Here we found that overexpression of XynA in B. subtilis downregulates the CtsR regulon. This result did not show up in an earlier published transcriptome study of XynA overexpressing B. subtilis . When we compared the data from this study with ours, by selecting all genes that showed a 2 or more fold change in expression with p-values < 0.05, we found only 9 genes that showed a comparable expression difference (Additional file 3: Fig. S3). These included the upregulation of the isoleucine biosynthesis genes ilvB and dppB, and the downregulation of genes in the melibiose utilization melR operon and the ctaF gene encoding cytochrome-c oxidase subunit IV. In the other study an upregulation of the membrane associated protein quality control proteases HtrA/B and the chaperones GroEL/ES was observed , which we did not observe. However, these differences and the lack of overlap in regulated genes can be explained by the distinct experimental conditions used. In the previous study the expression of XynA was induced for only 30 min at the end of logarithmic growth after which RNA samples were taken, whereas in our system XynA was expressed continuously from the constitutively active and strong amyQ promoter .
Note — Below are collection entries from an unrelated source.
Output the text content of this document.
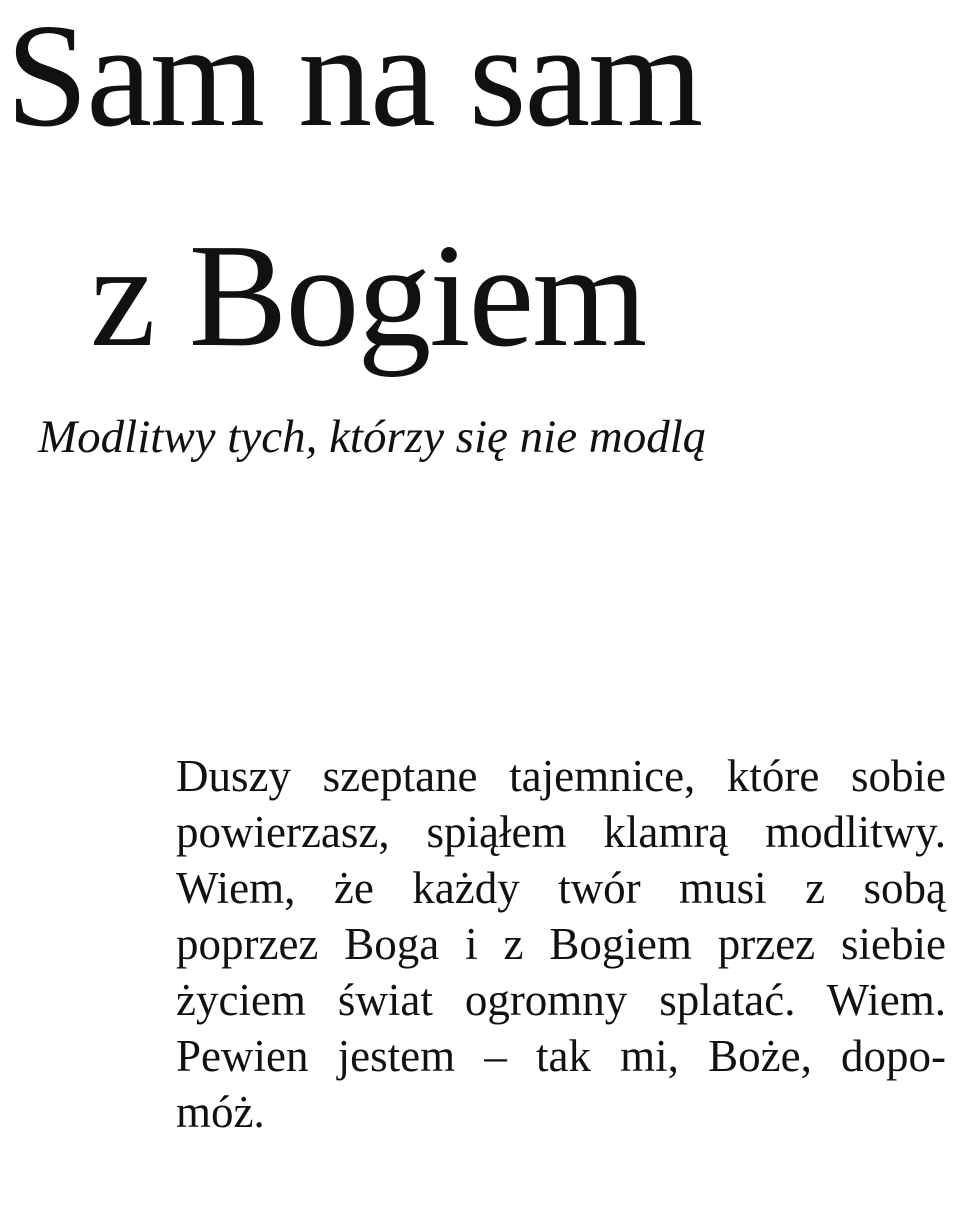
Sam na sam
z Bogiem

Modlitwy tych, którzy się nie modlą

Duszy szeptane tajemnice, które sobie
powierzasz, spiąłem klamrą modlitwy.
Wiem, że każdy twór musi z sobą
poprzez Boga i z Bogiem przez siebie
życiem świat ogromny splatać. Wiem.
Pewien jestem – tak mi, Boże, dopo-
móż.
In our study we found only one direct secretion related signature and that was the significant drop in scr levels, the RNA component of SRP. For E. coli it has been shown that reduced scr concentrations lead to reduced stability of Ffh, the protein component of SRP, and impaired SRP-dependent translocation [44, 45]. It is unlikely that XynA uses SRP for secretion, as the secretion of proteins into the medium generally relies on the SecA route [46, 47], but since both the SRP and SecA route use the same Sec translocation complex, an impaired SRP system might indirectly affect optimal XynA secretion. However, when we expressed an extra copy of scr ectopically from a strong xylose-inducible promoter no improvement in XynA production was observed. Although, we do not have an explanation for why the scr concentration goes down in XynA overexpressing cells, it is clear that lower scr levels are not limiting XynA production.
High production of XynA by B. subtilis affects the activity of a wide variety of regulons, including respiration, copper uptake, toxin protection, sugar utilisation and sporulation regulons. None of these regulons can be functionally linked to either xylanases or secretion stress. Maybe some of the related regulators are also controlled by regulated proteolysis and therefore more active under high XynA production conditions. Of note, the early induction of sporulation regulons did not lead to an early sporulation phenotype (data not shown).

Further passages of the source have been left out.